With Drive My Car in the can, the next challenge came when Hamaguchi’s initial edit ran well over three hours. “When the script was finished, I thought it would be about two-and-a-half hours,” says Yamamoto. As filming progressed, he says, he started to realise it might be closer to 165 minutes — a length that made him nervous but one he could “still explain to the production committee [made up of representatives of the film’s investors]”.

On set, the producer and director agreed to aim for two-and-a-half hours, and not exceed three. But during the edit Yamamoto got a pained call from Hamaguchi, saying it was running to three-and-a-half hours.

“I said something like, ‘That’s no good! We’re going to be in big trouble!’” Yamamoto laughs. “I knew the film was going to be long, but not that long.”

“I mean, this is Ryusuke Hamaguchi we’re talking about,” says Oe. “He made a film [Happy Hour] that was over five hours. I’m actually amazed he got it down to three.”

“Cutting it down to three hours was tough,” agrees Hamaguchi. “But thanks to that process, the finished product feels nice and taut. There’s nothing there that isn’t necessary.”

Opening doors

Despite all the awards attention, Hamaguchi, Yamamoto and Oe do not foresee any big changes in the way they will continue to make films. “People say that being nominated [for the Academy Awards] opens up new possibilities, but I’ve never felt particularly limited in what I can do to begin with,” says Hamaguchi. “I do think this will open new doors, but I don’t want to change how I fundamentally work.”

What you make is important, but whom you make it with is also key,” says Oe, who shares an adapted screenplay Oscar nomination with Hamaguchi. “For me, making films with a team like this, who trust each other, is a bigger priority than a huge budget or anything like that.”

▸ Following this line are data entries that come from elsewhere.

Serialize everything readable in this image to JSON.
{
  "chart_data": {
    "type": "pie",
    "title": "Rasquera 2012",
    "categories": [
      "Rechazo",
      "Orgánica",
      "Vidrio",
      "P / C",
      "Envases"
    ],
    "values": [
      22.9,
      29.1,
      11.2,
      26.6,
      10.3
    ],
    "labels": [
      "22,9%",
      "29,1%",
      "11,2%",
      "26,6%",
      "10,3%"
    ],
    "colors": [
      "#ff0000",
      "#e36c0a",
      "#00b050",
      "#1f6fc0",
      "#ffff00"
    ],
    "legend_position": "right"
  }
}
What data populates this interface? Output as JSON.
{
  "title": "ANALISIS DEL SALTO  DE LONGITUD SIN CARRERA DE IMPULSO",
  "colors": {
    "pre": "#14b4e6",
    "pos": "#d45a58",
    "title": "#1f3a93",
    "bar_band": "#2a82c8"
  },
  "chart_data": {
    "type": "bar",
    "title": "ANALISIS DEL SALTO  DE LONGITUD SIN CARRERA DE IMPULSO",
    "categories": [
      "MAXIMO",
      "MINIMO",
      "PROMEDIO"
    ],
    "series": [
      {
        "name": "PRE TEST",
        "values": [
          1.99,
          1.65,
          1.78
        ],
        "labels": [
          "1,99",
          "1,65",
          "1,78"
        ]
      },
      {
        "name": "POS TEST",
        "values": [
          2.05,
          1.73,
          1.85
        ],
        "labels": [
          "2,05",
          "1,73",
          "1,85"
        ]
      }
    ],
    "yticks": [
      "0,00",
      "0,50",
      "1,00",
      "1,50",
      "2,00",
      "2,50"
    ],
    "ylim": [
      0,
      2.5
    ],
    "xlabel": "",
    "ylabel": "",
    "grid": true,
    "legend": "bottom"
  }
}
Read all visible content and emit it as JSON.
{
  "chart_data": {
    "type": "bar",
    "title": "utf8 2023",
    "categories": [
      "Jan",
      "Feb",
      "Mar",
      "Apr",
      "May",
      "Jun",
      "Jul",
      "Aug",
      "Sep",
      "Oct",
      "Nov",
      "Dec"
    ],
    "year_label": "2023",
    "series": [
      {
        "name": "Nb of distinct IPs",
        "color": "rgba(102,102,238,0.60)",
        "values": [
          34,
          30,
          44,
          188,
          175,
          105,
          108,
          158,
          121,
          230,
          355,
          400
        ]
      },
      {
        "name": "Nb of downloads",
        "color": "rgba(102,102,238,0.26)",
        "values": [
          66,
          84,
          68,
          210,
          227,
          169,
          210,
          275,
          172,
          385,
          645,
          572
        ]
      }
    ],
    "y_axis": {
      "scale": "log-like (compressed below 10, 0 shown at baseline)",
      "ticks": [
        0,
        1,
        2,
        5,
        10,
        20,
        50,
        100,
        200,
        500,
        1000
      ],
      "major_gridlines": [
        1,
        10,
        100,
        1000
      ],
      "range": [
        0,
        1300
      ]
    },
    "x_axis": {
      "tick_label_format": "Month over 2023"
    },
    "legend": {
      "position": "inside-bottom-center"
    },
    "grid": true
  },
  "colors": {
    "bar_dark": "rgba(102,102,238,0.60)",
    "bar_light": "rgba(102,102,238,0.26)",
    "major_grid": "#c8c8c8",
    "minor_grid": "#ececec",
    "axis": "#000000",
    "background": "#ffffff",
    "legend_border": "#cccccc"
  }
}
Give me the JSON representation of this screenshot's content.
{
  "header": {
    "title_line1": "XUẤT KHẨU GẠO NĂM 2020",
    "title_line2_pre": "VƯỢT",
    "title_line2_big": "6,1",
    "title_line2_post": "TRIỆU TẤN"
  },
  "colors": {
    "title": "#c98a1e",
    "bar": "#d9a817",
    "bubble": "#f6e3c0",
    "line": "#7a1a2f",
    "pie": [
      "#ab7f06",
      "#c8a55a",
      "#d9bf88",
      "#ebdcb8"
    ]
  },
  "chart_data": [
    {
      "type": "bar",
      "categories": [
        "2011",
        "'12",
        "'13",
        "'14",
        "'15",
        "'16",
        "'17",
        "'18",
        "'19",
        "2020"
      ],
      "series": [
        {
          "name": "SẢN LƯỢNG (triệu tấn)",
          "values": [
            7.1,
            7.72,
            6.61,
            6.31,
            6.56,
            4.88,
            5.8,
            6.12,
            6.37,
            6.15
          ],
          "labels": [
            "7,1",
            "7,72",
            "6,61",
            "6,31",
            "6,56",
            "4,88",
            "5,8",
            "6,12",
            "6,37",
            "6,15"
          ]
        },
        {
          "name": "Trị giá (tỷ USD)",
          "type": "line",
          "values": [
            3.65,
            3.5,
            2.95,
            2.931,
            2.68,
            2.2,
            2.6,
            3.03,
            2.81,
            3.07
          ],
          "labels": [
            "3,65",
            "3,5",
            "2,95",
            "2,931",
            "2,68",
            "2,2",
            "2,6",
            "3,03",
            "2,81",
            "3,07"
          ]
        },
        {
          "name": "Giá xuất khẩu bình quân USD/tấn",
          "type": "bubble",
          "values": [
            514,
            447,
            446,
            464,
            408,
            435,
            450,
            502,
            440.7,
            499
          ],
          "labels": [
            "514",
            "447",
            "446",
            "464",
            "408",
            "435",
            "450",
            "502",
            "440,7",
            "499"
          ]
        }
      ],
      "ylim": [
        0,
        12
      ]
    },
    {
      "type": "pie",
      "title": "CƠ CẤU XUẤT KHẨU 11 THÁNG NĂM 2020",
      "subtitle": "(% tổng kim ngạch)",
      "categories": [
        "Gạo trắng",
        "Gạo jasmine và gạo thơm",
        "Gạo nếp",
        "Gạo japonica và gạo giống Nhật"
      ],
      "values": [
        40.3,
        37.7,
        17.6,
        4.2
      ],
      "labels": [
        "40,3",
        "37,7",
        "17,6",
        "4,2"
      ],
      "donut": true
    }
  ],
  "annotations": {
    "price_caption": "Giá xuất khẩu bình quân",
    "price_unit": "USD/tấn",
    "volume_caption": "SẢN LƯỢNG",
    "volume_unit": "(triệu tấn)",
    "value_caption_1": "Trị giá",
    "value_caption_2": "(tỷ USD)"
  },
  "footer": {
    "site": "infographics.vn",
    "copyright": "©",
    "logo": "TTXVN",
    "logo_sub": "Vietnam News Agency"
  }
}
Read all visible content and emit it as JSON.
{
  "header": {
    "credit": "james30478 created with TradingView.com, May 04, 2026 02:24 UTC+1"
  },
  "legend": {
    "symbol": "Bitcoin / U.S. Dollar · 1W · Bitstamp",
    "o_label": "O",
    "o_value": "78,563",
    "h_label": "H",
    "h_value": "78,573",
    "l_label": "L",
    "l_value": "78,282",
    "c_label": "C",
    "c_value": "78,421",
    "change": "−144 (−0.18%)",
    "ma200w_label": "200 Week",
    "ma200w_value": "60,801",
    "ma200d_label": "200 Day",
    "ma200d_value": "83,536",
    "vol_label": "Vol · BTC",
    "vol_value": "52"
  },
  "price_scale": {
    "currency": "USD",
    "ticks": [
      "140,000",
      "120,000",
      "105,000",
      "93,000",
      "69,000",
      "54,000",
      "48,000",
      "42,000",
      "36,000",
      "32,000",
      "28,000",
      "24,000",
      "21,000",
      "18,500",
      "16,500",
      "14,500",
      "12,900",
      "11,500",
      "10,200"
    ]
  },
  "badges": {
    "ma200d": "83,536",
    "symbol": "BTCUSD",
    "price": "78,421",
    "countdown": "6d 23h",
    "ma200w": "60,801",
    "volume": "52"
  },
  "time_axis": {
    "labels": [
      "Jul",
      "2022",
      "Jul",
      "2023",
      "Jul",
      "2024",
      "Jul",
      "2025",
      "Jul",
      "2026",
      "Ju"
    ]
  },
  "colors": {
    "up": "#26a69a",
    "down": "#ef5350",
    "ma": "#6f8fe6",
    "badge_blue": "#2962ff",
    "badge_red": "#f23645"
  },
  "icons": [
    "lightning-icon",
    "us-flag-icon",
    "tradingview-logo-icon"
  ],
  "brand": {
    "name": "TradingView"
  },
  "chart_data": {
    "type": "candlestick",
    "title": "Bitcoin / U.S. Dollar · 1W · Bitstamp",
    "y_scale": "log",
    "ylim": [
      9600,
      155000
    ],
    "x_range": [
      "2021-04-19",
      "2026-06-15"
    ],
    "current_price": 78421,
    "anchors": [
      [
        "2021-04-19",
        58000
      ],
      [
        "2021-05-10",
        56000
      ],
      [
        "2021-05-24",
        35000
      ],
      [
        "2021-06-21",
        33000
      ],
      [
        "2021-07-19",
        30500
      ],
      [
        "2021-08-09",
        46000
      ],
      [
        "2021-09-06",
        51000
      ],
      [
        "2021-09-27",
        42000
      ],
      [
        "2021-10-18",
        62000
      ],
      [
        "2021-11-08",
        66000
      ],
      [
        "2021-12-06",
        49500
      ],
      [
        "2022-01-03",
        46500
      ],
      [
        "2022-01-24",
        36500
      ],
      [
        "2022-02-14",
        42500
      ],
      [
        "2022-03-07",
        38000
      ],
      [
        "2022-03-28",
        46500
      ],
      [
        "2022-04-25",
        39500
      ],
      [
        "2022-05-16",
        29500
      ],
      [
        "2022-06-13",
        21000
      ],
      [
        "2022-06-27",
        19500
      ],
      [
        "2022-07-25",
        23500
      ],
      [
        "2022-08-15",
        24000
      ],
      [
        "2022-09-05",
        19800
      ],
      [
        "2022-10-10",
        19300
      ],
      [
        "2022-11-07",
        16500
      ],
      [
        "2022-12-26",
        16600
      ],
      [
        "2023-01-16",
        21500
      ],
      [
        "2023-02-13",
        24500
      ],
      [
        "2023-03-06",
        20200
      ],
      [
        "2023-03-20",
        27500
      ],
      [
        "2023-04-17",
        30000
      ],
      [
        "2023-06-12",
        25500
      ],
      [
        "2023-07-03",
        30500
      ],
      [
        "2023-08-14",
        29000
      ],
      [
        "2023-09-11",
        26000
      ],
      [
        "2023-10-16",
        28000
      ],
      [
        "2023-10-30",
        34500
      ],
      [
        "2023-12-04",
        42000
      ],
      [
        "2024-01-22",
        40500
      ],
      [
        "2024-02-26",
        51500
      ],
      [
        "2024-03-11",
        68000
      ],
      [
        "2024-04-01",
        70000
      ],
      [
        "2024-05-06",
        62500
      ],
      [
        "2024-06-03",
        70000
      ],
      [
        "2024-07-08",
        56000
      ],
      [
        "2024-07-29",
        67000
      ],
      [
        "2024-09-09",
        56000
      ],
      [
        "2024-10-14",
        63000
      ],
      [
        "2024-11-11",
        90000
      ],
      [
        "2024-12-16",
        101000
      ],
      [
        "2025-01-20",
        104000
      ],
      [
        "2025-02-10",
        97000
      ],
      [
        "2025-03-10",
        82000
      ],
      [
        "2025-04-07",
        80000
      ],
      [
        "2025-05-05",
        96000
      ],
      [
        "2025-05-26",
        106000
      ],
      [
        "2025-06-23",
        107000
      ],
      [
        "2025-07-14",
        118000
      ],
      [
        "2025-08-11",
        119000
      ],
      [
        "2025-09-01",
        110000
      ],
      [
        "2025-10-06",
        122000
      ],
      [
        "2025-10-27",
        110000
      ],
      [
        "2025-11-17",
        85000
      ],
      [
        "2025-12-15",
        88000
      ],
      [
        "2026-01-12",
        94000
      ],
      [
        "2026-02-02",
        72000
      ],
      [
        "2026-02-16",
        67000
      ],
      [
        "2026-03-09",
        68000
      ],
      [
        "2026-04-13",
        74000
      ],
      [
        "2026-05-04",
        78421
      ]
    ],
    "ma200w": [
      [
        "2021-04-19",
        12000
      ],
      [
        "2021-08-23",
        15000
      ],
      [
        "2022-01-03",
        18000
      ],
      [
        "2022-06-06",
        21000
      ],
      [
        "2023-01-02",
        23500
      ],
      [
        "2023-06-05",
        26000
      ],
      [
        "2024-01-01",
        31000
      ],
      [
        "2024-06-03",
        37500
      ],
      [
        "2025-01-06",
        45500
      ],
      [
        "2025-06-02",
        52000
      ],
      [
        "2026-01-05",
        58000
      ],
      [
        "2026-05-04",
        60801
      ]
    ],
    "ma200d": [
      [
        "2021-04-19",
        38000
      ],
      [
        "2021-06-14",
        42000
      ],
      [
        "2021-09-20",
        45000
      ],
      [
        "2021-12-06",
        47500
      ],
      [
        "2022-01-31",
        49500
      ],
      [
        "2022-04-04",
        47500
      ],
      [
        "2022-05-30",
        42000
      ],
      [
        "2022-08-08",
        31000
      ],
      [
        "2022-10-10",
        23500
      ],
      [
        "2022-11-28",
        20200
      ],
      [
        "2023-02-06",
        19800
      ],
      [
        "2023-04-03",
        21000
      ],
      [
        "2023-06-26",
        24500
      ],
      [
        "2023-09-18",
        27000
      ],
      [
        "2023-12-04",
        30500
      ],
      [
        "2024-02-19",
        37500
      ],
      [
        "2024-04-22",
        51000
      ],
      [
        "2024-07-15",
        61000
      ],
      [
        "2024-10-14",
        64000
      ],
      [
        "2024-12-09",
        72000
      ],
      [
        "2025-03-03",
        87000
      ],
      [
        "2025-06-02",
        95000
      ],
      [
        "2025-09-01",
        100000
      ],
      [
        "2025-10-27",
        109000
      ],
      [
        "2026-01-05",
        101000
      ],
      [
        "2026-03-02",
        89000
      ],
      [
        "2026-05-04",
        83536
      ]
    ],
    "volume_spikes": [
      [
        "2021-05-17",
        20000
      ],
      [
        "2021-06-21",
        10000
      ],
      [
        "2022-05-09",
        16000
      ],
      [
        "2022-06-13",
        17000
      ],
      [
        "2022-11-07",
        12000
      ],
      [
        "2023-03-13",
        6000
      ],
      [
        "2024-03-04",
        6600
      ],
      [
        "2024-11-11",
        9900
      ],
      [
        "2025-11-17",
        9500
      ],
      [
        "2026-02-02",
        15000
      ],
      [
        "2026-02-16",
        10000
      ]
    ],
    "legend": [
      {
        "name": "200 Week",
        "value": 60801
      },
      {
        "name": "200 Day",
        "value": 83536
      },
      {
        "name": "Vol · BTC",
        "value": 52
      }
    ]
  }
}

“It feels like we’re climbing the ladder one step at a time,” says Yamamoto. “For the next project, I’d like to assemble a budget and team that allows us to spend even more time supporting Hamaguchi’s creativity.”

And what will that next project be? “To be honest, I have no idea,” says Hamaguchi. The director, whose Berlinale 2021 premiere Wheel Of Fortune And Fantasy was also released last year, recently served on the Competition jury at Berlin, and is looking forward to sharing the spotlight as a best director nominee at the Academy Awards.

“I never imagined I would be sitting alongside directors like Spielberg, Campion, Paul Thomas Anderson and Branagh,” says Hamaguchi.

The three agree on one thing: whether in South Korea or elsewhere, they would like to have another shot at working outside Japan. “Because of the pandemic, it didn’t work out this time,” says Hamaguchi. “But if the opportunity arises, I’m very interested in giving it a try.”